Is our education system fit for purpose?

Now that the new school year is well and truly underway, students will be embarking on courses that will in no small measure shape the rest of their lives. Whether these are in Sixth Form or further down the school at GCSE or SATS in primary school, these outcomes will have a profound influence on the opportunities and life choices of the current generation of young people going through school. Which begs the question, ‘Is our education system fit for purpose?’

The UK has seen a decline in national pass rates at GCSE and top grades at both GCSE and A Level are becoming more difficult to achieve. We have similarly seen options beyond school changing with students and their parent looking into other alternatives to university – not least of which avoid being lumbered with student debt after graduation. The economic and political uncertainty the UK faces in leaving the EU forces educators at all levels to look at the ways in which they are preparing students for a complex and complicated world beyond school.

Albert Einstein – who knew a thing or two about ideas – said that ‘education is what’s left after you have forgotten everything you learned at school’. Maybe he had a point! At Sidcot, we appreciate the need to see learning as a whole rather than breaking it down into subject-based silos. Beyond school, we see the requirement for collaborative working, creative problem-solving, clear communication and careful listening skills. Underpinning these is a genuine intellectual curiosity and resilience borne out of learning from mistakes as well as delighting in things that have gone well.  We have devised a learning wheel which links all these skills and is founded on a set of values that have permeated our school culture for generations, yet feel particularly relevant for the times we live in now and the demands our students will face in the future. We combine thinking, communication and research skills with practical learning, self-management and collaboration.  However, we align these with the traits of empathy, curiosity, thoughtfulness, resilience, proactivity, integrity and international mindedness.

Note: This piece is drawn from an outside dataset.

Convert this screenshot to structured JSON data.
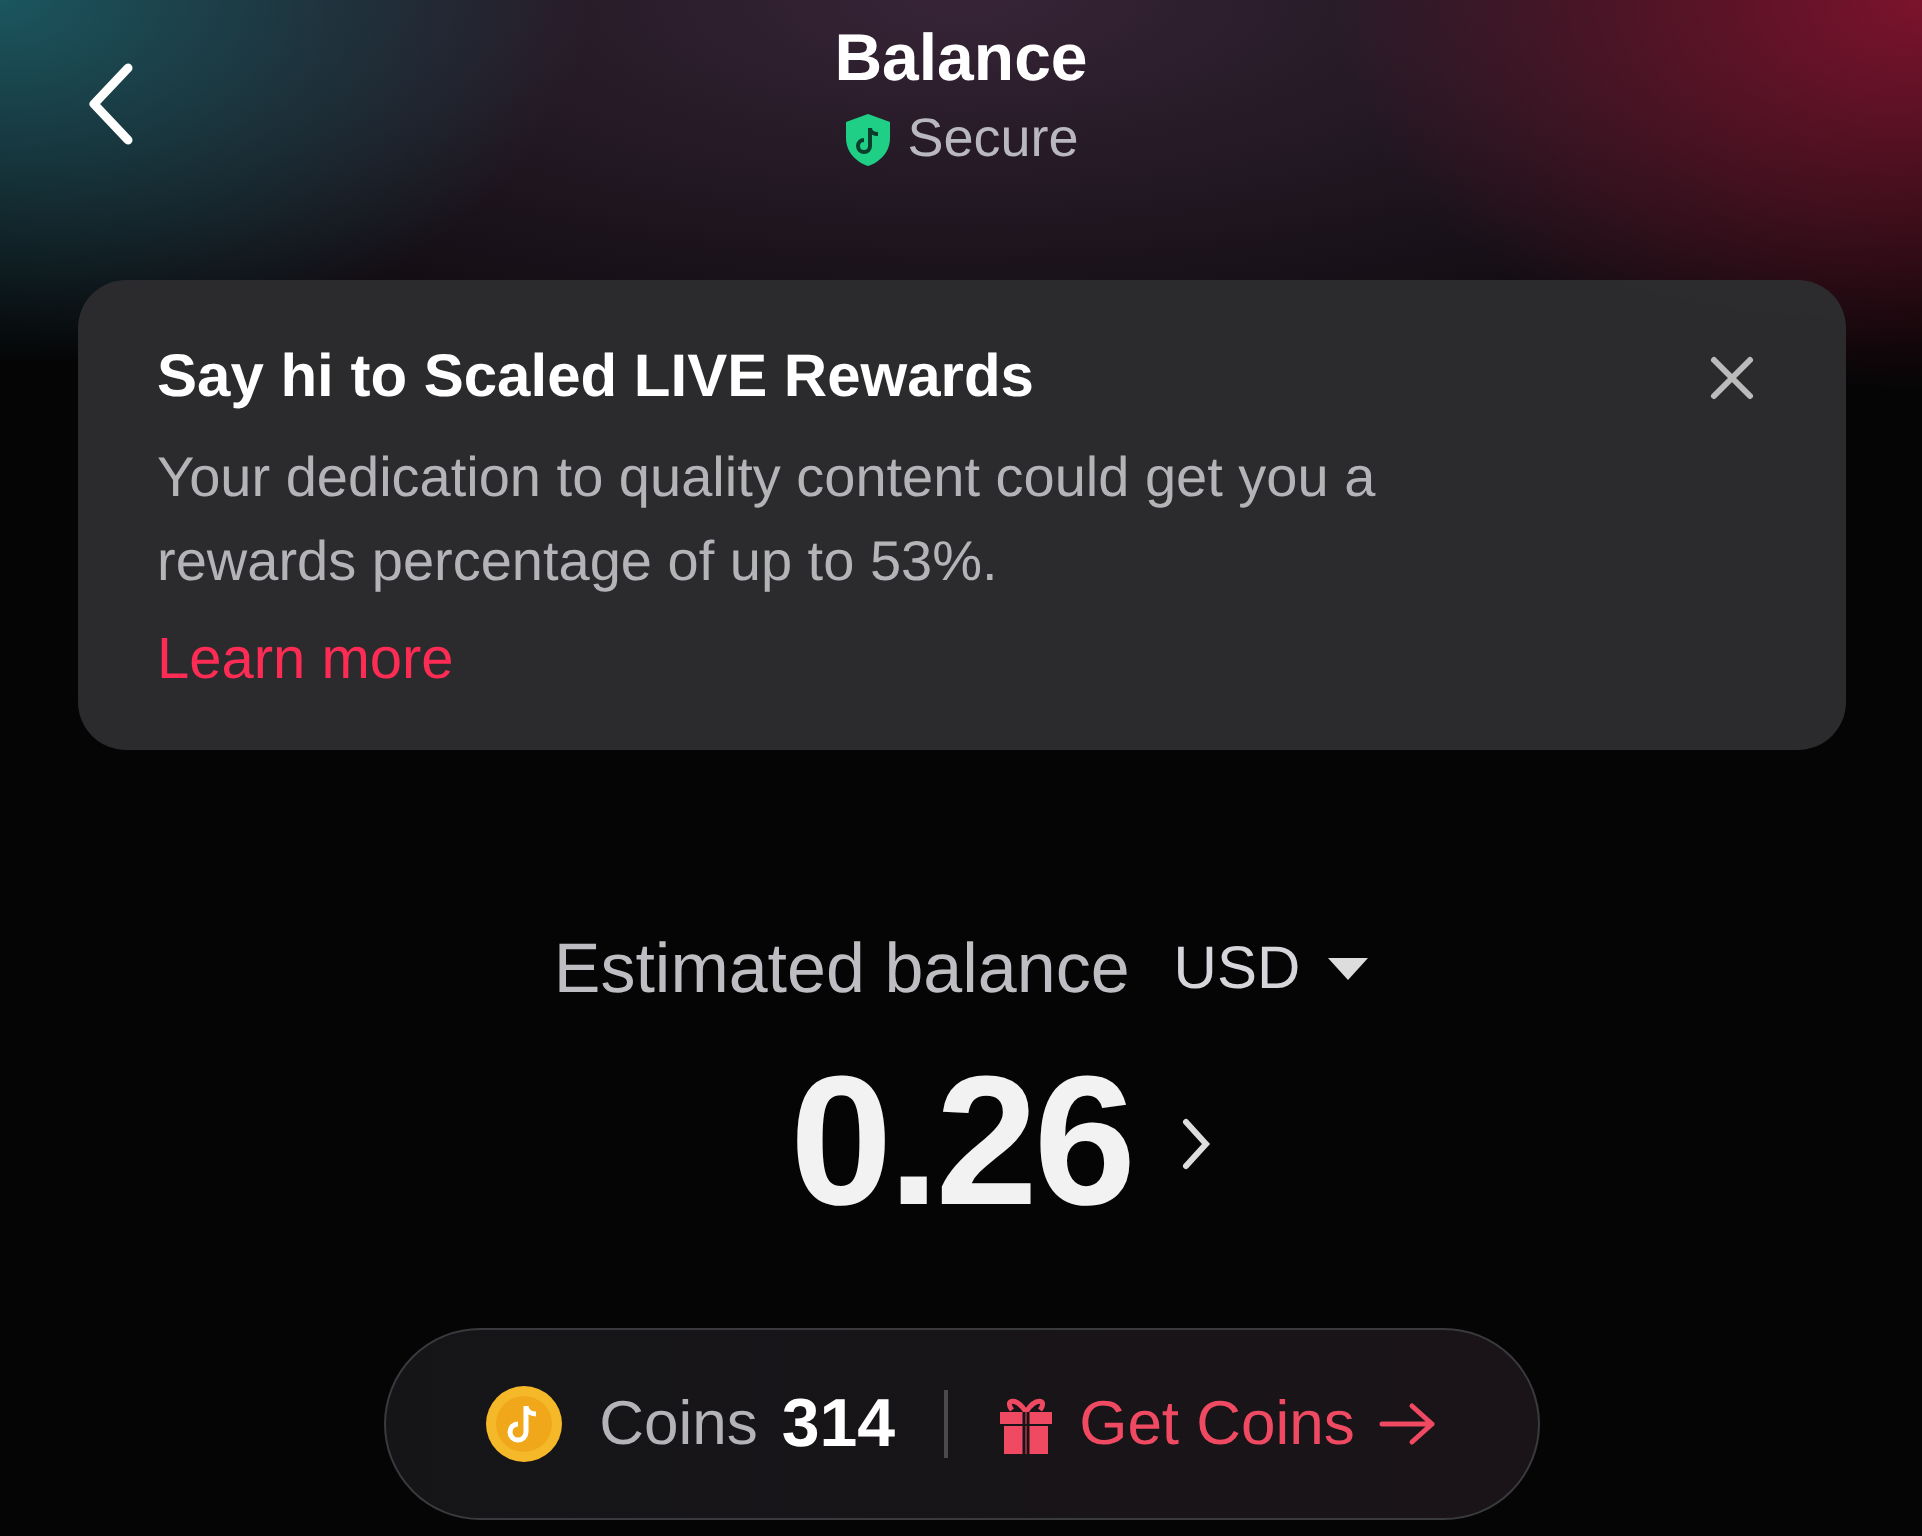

In addition, we want our students to feel that their voice is heard, that they value being part of an international community, that they are aware of the impact they have on the natural environment and make a difference in the world around them. Our new curriculum model is a wheel with the learner at the centre, the metaphor representing a young person taking ownership of their learning with the support of their teacher as part of a learning community. We feel that this combination of values, skills and personality traits are the bedrock of an education that will encourage problem-solving and drive creativity within our students and deliver a genuine love of learning that will last them long after they leave school, ready to face the multi-faceted and ever-changing world that awaits them.